Step 2 — Is it heartbeating?#

Look at the most recent heartbeat in ScaiControl:

sql
SELECT id, slug, name, last_heartbeat_at, consecutive_misses, health_status,
       heartbeat_interval_seconds
FROM service_registry
WHERE slug = '<service-slug>';

If last_heartbeat_at is very recent but health_status is still unreachable, the monitor hasn't run yet — wait one cycle.

If last_heartbeat_at is stale, the heartbeats are not arriving. Move to Step 3.

Step 3 — Can the service reach ScaiControl?#

Heartbeats are POST /api/v1/registry/heartbeat with a service token. Test from the service host:

bash
curl -i -X POST "$SCAICONTROL_URL/api/v1/registry/heartbeat" \
     -H "Authorization: Bearer $SERVICE_TOKEN" \
     -H "Content-Type: application/json" \
     -d '{"status":"healthy"}'

Expected: 200 {"ok": true}.

Possible failures:

HTTP / network	Meaning
Network timeout / connection refused	Service can't reach ScaiControl's URL. Check DNS, firewall, ingress rules
`401`	Service token invalid, expired, or wrong issuer. The service might be reading stale credentials
`403`	Token valid but lacks `registry:manage` scope. Re-issue via ScaiKey
`404`	Wrong URL (e.g. missing `/api/v1`)
`5xx`	ScaiControl problem — check its logs

Step 4 — Is the heartbeat being recorded?#

If the service reports successful heartbeats but ScaiControl still says last_heartbeat_at is stale, the request is reaching a different ScaiControl instance (load balancer fronting multiple deployments with separate databases) or a stale cache. Verify the service is hitting the actual SCAICONTROL_URL it should.

Backend log line:

verilog
INFO  registry.heartbeat slug=<slug> status=healthy

Grep for it; absence at the expected time means the request didn't land.

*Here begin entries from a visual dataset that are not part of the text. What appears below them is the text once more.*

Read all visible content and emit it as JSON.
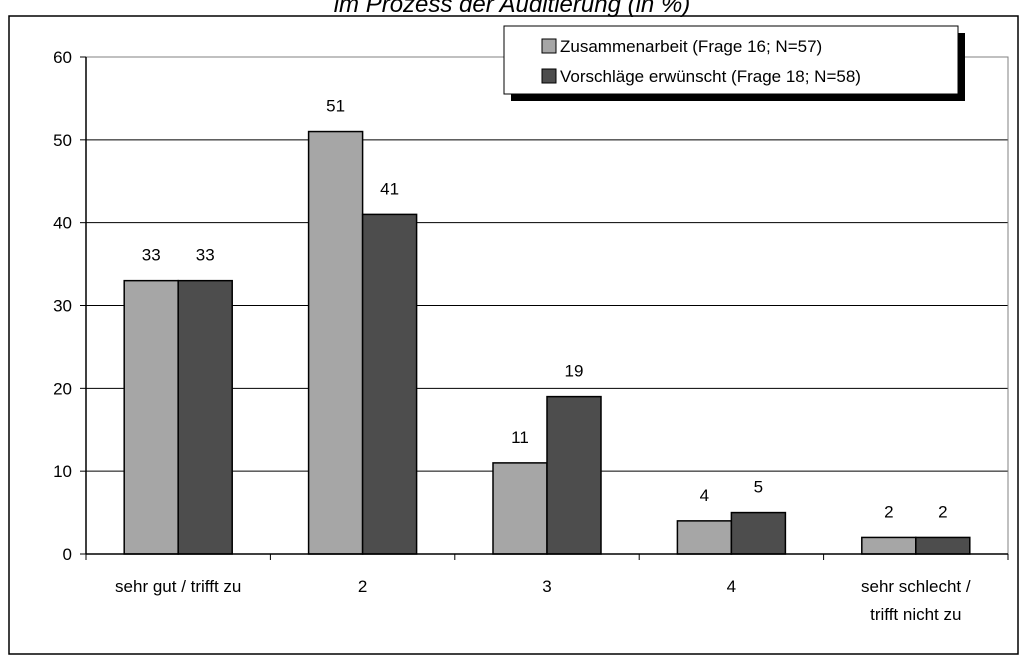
{
  "chart_data": {
    "type": "bar",
    "title": "im Prozess der Auditierung (in %)",
    "categories": [
      [
        "sehr gut / trifft zu"
      ],
      [
        "2"
      ],
      [
        "3"
      ],
      [
        "4"
      ],
      [
        "sehr schlecht /",
        "trifft nicht zu"
      ]
    ],
    "series": [
      {
        "name": "Zusammenarbeit (Frage 16; N=57)",
        "values": [
          33,
          51,
          11,
          4,
          2
        ],
        "color": "#a6a6a6"
      },
      {
        "name": "Vorschläge erwünscht (Frage 18; N=58)",
        "values": [
          33,
          41,
          19,
          5,
          2
        ],
        "color": "#4d4d4d"
      }
    ],
    "ylim": [
      0,
      60
    ],
    "yticks": [
      0,
      10,
      20,
      30,
      40,
      50,
      60
    ],
    "grid": true,
    "legend_position": "top-right",
    "data_labels": true
  }
}
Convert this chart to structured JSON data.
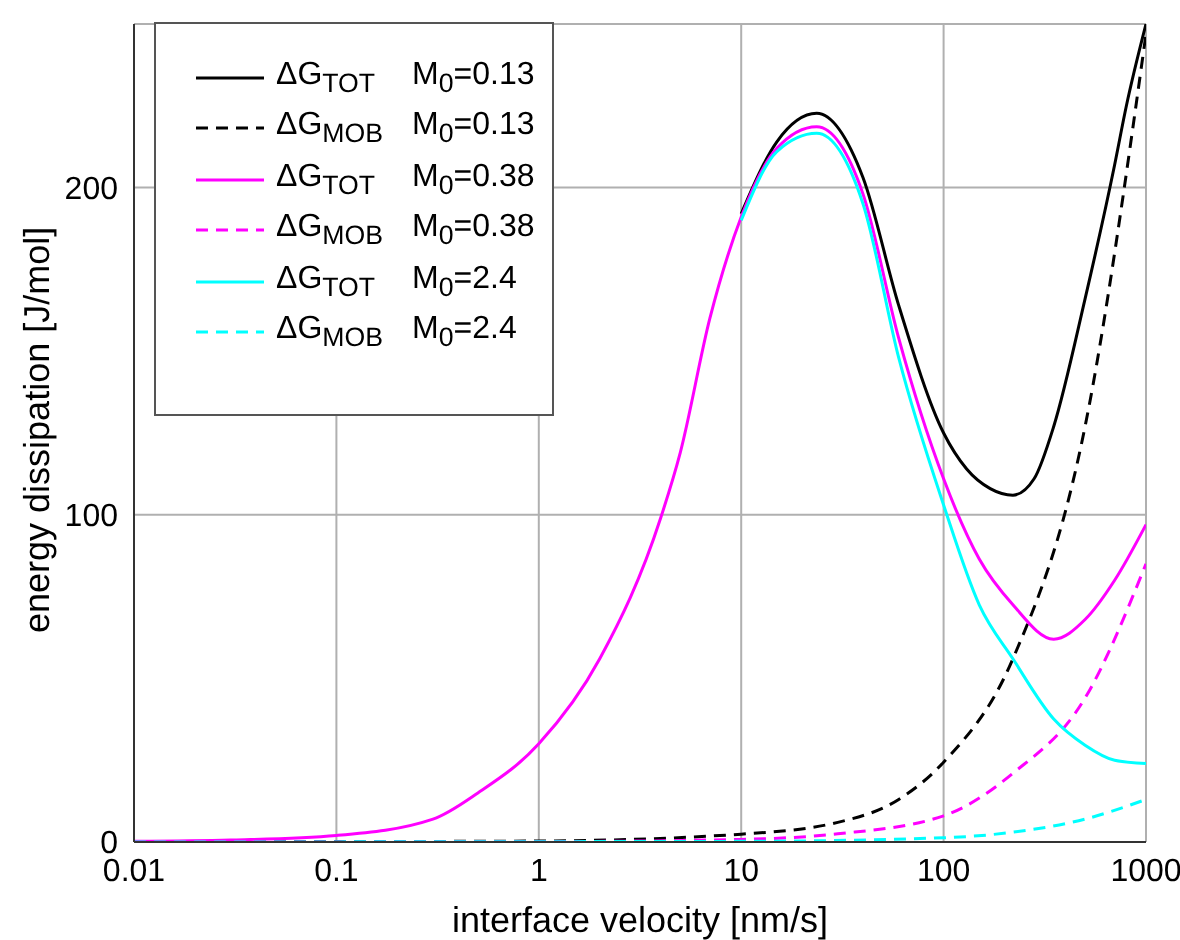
{
  "chart_data": {
    "type": "line",
    "xlabel": "interface velocity [nm/s]",
    "ylabel": "energy dissipation [J/mol]",
    "log": "x",
    "xlim": [
      0.01,
      1000
    ],
    "xticks": [
      0.01,
      0.1,
      1,
      10,
      100,
      1000
    ],
    "ylim": [
      0,
      250
    ],
    "yticks": [
      0,
      100,
      200
    ],
    "grid": true,
    "legend": "top left",
    "marker": "none",
    "series": [
      {
        "name": "ΔG$_{TOT}$ M$_{0}$=0.13",
        "color": "#000000",
        "line_style": "solid",
        "x": [
          10,
          15,
          23.6,
          40,
          60,
          100,
          130,
          170,
          220,
          280,
          350,
          500,
          700,
          800,
          1000
        ],
        "values": [
          192,
          214,
          222.7,
          203,
          164,
          125,
          114,
          108,
          106,
          111,
          127,
          166,
          207,
          225,
          250
        ]
      },
      {
        "name": "ΔG$_{MOB}$ M$_{0}$=0.13",
        "color": "#000000",
        "line_style": "dashed",
        "x": [
          0.01,
          1,
          10,
          30,
          60,
          100,
          220,
          500,
          1000
        ],
        "values": [
          0,
          0.3,
          2.4,
          6,
          13,
          24.4,
          56,
          127,
          247
        ]
      },
      {
        "name": "ΔG$_{TOT}$ M$_{0}$=0.38",
        "color": "#ff00ff",
        "line_style": "solid",
        "x": [
          0.01,
          0.03,
          0.1,
          0.3,
          0.5,
          1,
          2,
          4,
          5,
          7,
          10,
          15,
          23.6,
          40,
          60,
          100,
          150,
          220,
          350,
          500,
          700,
          1000
        ],
        "values": [
          0.2,
          0.6,
          2,
          7,
          15,
          30,
          56,
          99,
          119,
          160,
          191,
          212,
          218.6,
          198,
          154,
          111,
          86.5,
          72.5,
          62,
          68,
          80,
          97
        ]
      },
      {
        "name": "ΔG$_{MOB}$ M$_{0}$=0.38",
        "color": "#ff00ff",
        "line_style": "dashed",
        "x": [
          0.01,
          1,
          10,
          30,
          100,
          220,
          500,
          1000
        ],
        "values": [
          0,
          0.1,
          0.8,
          2.5,
          8,
          21,
          44,
          85
        ]
      },
      {
        "name": "ΔG$_{TOT}$ M$_{0}$=2.4",
        "color": "#00ffff",
        "line_style": "solid",
        "x": [
          10,
          15,
          23.6,
          40,
          60,
          100,
          150,
          220,
          350,
          500,
          700,
          1000
        ],
        "values": [
          190,
          211,
          216.6,
          195,
          148,
          103,
          72.5,
          56,
          37.6,
          29.6,
          25,
          24
        ]
      },
      {
        "name": "ΔG$_{MOB}$ M$_{0}$=2.4",
        "color": "#00ffff",
        "line_style": "dashed",
        "x": [
          0.01,
          10,
          100,
          220,
          500,
          1000
        ],
        "values": [
          0,
          0.2,
          1.3,
          3,
          7,
          13
        ]
      }
    ]
  }
}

Step 5 — Is the monitor cron running?#

bash
ps aux | grep -E 'arq|heartbeat_monitor'

The cron lives inside the arq worker. If the worker is down, consecutive_misses won't tick down even after heartbeats resume — but last_heartbeat_at WILL update from the live POSTs, so health_status will look stuck at unreachable until the cron runs next.

Restart the worker; one cycle resets the counter.

Step 6 — Service is up but ScaiControl is misconfigured#

Mismatch in the registered URL. ScaiControl's service_registry.base_url is what it'd USE to reach back, not where heartbeats come from — but if you've changed the service's deployment URL without re-registering, downstream provisioning calls will fail (the service marked itself unreachable through ScaiControl's reverse health checks, not via missed heartbeats).

sql
SELECT slug, base_url, callback_url FROM service_registry WHERE slug = '<slug>';

Update via PATCH /api/v1/admin/registry/{id} if wrong.

Step 7 — Force-reset the status#

Once the underlying issue is fixed and heartbeats are flowing, the service moves back to healthy automatically on the next successful heartbeat (the heartbeat handler clears consecutive_misses and sets health_status='healthy' in the same transaction). No manual action required.

If you need to nudge it for testing:

sql
UPDATE service_registry
SET health_status = 'healthy', consecutive_misses = 0, last_heartbeat_at = NOW()
WHERE slug = '<slug>';

This is purely cosmetic — if the underlying issue persists, the next monitor cycle will revert the status.

"Approved" vs "healthy" — different concepts#

Don't conflate them:

registration_status ∈ {pending, approved, rejected} — administrative gate; only approved services can heartbeat or be provisioned to.
health_status ∈ {healthy, degraded, unreachable} — operational signal, derived from heartbeats.

A service can be approved + unreachable (just down right now). It cannot be pending + healthy — a pending service has no token to heartbeat with.